2) Assuming the answer to 1 is "yes", do you have suggestions on the computation of "pick cost" for each stat? For instance:
- The various dps-vs-hull stats need different valuation because some are much more useful to be able to kill than others, etc, but some (like UltraHeavy) also have tons more hp in general.
- Speaking of that, the value of the health stat should probably vary by the ship's own hull type; having 10 million hp as an ultra-light is very different than 10 million hp as ultra-heavy.

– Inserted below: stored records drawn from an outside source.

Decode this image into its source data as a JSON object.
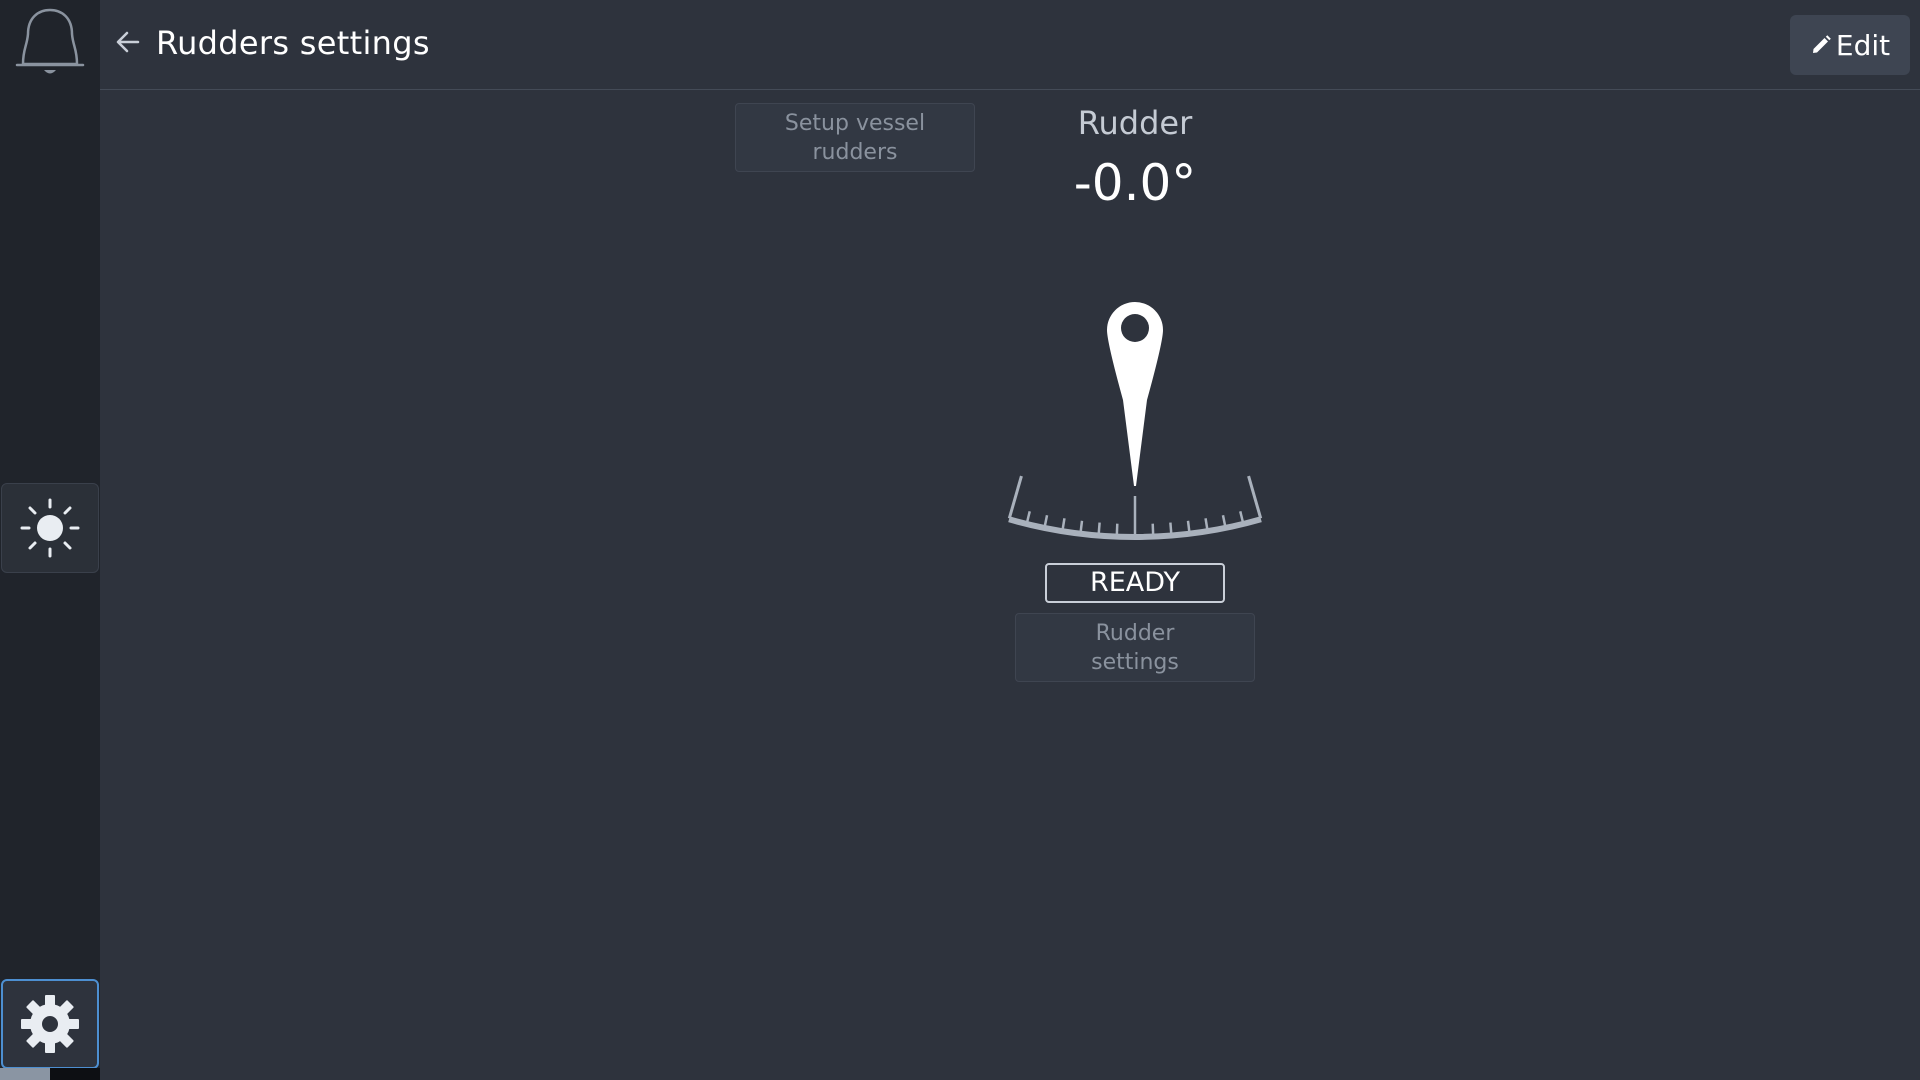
{
  "sidebar": {
    "icons": [
      "bell-icon",
      "sun-icon",
      "gear-icon"
    ]
  },
  "header": {
    "title": "Rudders settings",
    "back_icon": "arrow-left-icon",
    "edit_label": "Edit",
    "edit_icon": "pencil-icon"
  },
  "main": {
    "setup_button": "Setup vessel\nrudders",
    "rudder": {
      "label": "Rudder",
      "angle": "-0.0°",
      "angle_value": 0.0,
      "status": "READY",
      "settings_button": "Rudder\nsettings"
    }
  },
  "colors": {
    "background": "#2e333d",
    "sidebar": "#20242b",
    "active_border": "#4d8fd1",
    "scale": "#a9b1bc"
  }
}
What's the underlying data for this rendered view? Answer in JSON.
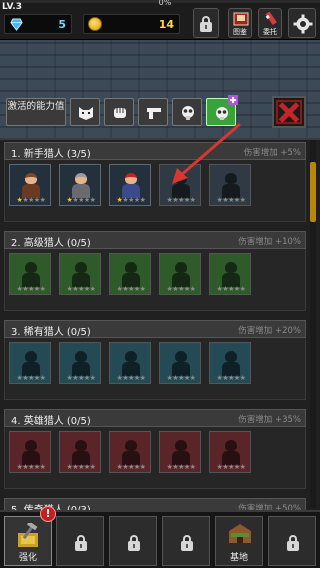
{
  "header": {
    "level": "LV.3",
    "xp_percent_text": "0%",
    "gems": "5",
    "coins": "14",
    "atlas_label": "图鉴",
    "commission_label": "委托"
  },
  "ability_tabs": {
    "active_label": "激活的能力值",
    "icons": [
      "cat-face-icon",
      "fist-icon",
      "pistol-icon",
      "gas-mask-icon",
      "gas-mask-plus-icon"
    ],
    "active_index": 4
  },
  "sections": [
    {
      "title": "1. 新手猎人 (3/5)",
      "bonus": "伤害增加 +5%",
      "color": "#2f3a45",
      "owned": 3,
      "total": 5
    },
    {
      "title": "2. 高级猎人 (0/5)",
      "bonus": "伤害增加 +10%",
      "color": "#2f5a2a",
      "owned": 0,
      "total": 5
    },
    {
      "title": "3. 稀有猎人 (0/5)",
      "bonus": "伤害增加 +20%",
      "color": "#234a55",
      "owned": 0,
      "total": 5
    },
    {
      "title": "4. 英雄猎人 (0/5)",
      "bonus": "伤害增加 +35%",
      "color": "#5a2528",
      "owned": 0,
      "total": 5
    },
    {
      "title": "5. 传奇猎人 (0/3)",
      "bonus": "伤害增加 +50%",
      "color": "#5a4a20",
      "owned": 0,
      "total": 3
    }
  ],
  "bottom_nav": {
    "upgrade_label": "强化",
    "base_label": "基地",
    "badge": "!"
  }
}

- The energy and m+c cost stats could stand to be less step-wise, certainly. We can consider logarithmic functions and other such fun stuff if it seems necessary; it's not like this is being computed in the middle of a battle
- Range perhaps should simply multiply the total cost of the damage stats rather than having its own stat. This might apply to other things too (like armor rating multiplying the cost of health).
- In general, the relative weighting between stats is just way off
- Etc; these certainly aren't me saying "this is how important this stat is, period", they're just first guesses to get some kind of example output from the framework.
This certainly would not be our only tool for finding a good balance, but it is helpful for spotting obvious outliers (hello, ZenithChameleon?) and for having some kind of objective-scalar baseline when anecdotal feedback from players can vary from "it's massively OP" to "it's massively UP"
Note: the attached .xls file has the filter and sorting already applied and should be readable through either Office or OpenOffice; but if you want a truly opens-anywhere file the csv is provided though it doesn't have the filter or sort applied.